Public figures live on within the words they are remembered by. To understand the effect they had on history, their words need to be documented.
No one is absolutely sure of exactly what Abraham Lincoln said in his most famous speech, the Gettysburg Address. Five known manuscripts exist, but all are slightly different. Every newspaper story from the day contains a different account.
In the case of modern presidents, for the official record, we rely on transcriptions of all their speeches collected by the national government.
But in the case of Donald Trump, that historical record is likely to have a big gap. Almost 10 percent of his public speeches as president are excluded from the official record. That means a false picture of the Trump presidency is being created in the official record for posterity.
In 1957, the National Historical Publications Commission, a part of the National Archives, recommended developing a uniform system so all materials from presidencies could be archived. They did this to literally save presidential records from the flames: Warren G. Harding's wife claimed to have burned all his records, and Robert Todd Lincoln burned all his father's war correspondence. Other presidents who had their records intentionally destroyed include Chester A. Arthur and Martin Van Buren.
So the government collects and retains all presidential communications — including executive orders, announcements, nominations, statements and speeches. This includes any public verbal communications by presidents, which are also placed in the Compilation of Presidential Documents.
These are part of the official record of any administration, published by the National Archives. In most presidencies, the document or transcript is available a few days to a couple of weeks after any event. At the conclusion of an administration, these documents form the basis for the formal collections of the Public Papers of the President.
As a political scientist, I'm interested in where presidents give speeches. What can be learned about their priorities based on their choice of location? What do these patterns tell us about administrations?
For example, Barack Obama primarily focused on large media markets in states that strongly supported him. Trump went to supportive places as well, including small media markets such as Mankato, Minn., where the airport was not even large enough to accommodate the regular Air Force One.

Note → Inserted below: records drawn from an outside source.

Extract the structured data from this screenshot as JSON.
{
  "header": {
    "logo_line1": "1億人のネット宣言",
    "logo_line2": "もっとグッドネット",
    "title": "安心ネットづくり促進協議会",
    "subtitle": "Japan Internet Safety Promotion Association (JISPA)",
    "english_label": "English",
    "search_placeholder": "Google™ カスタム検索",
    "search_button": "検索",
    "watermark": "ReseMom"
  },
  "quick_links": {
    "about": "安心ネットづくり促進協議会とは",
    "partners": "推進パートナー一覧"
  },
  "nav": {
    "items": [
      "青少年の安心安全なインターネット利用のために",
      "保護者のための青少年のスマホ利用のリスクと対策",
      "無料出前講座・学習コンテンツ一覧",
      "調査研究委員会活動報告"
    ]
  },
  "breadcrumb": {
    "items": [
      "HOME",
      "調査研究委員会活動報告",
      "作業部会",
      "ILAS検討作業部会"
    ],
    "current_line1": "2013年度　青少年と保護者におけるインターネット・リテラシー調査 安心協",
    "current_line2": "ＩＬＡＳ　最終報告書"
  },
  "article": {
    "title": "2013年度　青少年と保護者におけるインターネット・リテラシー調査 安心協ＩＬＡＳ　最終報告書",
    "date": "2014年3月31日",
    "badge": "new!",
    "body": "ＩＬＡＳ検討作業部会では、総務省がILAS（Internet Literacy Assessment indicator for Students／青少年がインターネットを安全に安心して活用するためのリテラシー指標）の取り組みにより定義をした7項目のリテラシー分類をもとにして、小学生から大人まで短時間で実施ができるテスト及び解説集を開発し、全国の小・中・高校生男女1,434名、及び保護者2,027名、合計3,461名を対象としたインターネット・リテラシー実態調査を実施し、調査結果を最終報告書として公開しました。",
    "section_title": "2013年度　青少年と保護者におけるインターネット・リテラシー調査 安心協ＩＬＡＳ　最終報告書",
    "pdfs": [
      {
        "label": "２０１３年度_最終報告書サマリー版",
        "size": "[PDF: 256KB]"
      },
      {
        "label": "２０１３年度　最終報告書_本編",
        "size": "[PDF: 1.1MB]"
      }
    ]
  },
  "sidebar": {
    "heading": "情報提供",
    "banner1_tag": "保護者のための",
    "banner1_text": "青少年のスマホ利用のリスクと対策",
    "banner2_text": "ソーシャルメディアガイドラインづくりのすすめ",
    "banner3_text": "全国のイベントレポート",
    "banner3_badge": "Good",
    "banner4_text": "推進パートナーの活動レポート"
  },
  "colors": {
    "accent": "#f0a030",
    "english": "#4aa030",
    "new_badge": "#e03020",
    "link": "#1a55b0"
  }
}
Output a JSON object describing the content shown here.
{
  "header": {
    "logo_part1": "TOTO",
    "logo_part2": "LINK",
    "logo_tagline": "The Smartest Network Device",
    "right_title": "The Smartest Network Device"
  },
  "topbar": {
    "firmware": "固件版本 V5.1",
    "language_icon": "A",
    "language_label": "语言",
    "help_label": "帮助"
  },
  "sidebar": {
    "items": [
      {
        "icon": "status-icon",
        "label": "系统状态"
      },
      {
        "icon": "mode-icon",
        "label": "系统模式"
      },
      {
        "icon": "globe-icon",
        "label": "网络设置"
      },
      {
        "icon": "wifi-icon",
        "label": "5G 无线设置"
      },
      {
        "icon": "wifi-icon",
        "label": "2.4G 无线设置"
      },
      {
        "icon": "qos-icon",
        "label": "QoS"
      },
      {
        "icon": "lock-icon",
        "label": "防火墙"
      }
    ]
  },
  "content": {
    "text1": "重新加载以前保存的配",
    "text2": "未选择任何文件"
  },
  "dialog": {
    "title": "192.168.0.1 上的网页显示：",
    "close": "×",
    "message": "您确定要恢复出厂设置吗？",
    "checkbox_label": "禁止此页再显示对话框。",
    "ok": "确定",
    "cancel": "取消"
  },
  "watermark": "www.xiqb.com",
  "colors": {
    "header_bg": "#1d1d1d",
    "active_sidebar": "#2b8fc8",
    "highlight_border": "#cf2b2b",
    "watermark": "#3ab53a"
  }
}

I found something odd when I began to organize my own database of locations for Trump's speeches. I was born and raised in Louisville, so I pay attention to Kentucky. I knew that on March 20, 2017, he addressed a rally in Louisville — a meandering speech that touched on everything from coal miners to the Supreme Court, China to building a border wall and the "illegal immigrants" who were, he said, robbing and murdering Americans.
But when I looked at the compilation a few months later, I couldn't find the speech. No problem, I thought. They are running behind and will put it in later.
A year later, it was still not there. Furthermore, others were missing. These were not any speeches, only the rallies. By my count, 147 separate transcripts for public speaking events are missing from Trump's official records — just above 8 percent of his presidential addresses.
A 1978 law says administrations must retain "any documentary materials relating to the political activities" of the president or his staff if such activities "relate to or have a direct effect upon the carrying out" of the president's official or ceremonial duties.
An administration may exclude records that are purely private or don't have an effect on official duties. All public events are included, such as quick comments on the South Lawn, short exchanges with reporters and all public speeches, radio addresses and even public telephone calls to astronauts aboard space shuttles.
But Trump's widely attended rallies, and what he said at them, have so far been omitted from the public record his administration supplied to the Compilation of Presidential Documents. And while historians and the public could make transcripts from publicly available videos, that still does not address the need to have a complete official collection of the 45th president's statements.
Federal law says presidents may exclude "materials directly relating to the election of a particular individual or individuals to Federal, State, or local office, which have no relation to or direct effect upon the carrying out of ... duties of the President."
This has been interpreted to mean an administration could omit notes, emails or other documentation from what it sends to the compilation. While many presidents do not provide transcripts for speeches at private fundraising events, rallies covered by America's press corps do not likely fall under these exclusions.
Government documents are among the primary records of who we are as a people.
These primary records speak to Americans directly; they are not what others tell us or interpret for us about our history. The government compiles and preserves these records to give an accurate accounting of the leaders the country has chosen. They provide a shared history in full, instead of an excerpt or quick clip shown in a news report.
Since 1981, the public has legally owned all presidential records. As soon as a president leaves office, the National Archivist gets legal custody of all of them. Presidents are generally on their honor to be good stewards of history. There is no real penalty for noncompliance.
But these documents have so far always been available to the public — and they've been available quickly. Internal documents like memos or email face a rigorous archival review that lasts years before they are even accessible. All public speeches of every president since Bill Clinton have been available online. Until Trump, there was nothing missing.
By removing these speeches, Trump is creating a false perception of his presidency, making it look more serious and traditional than it was.
That Louisville speech, for example, is still among the missing.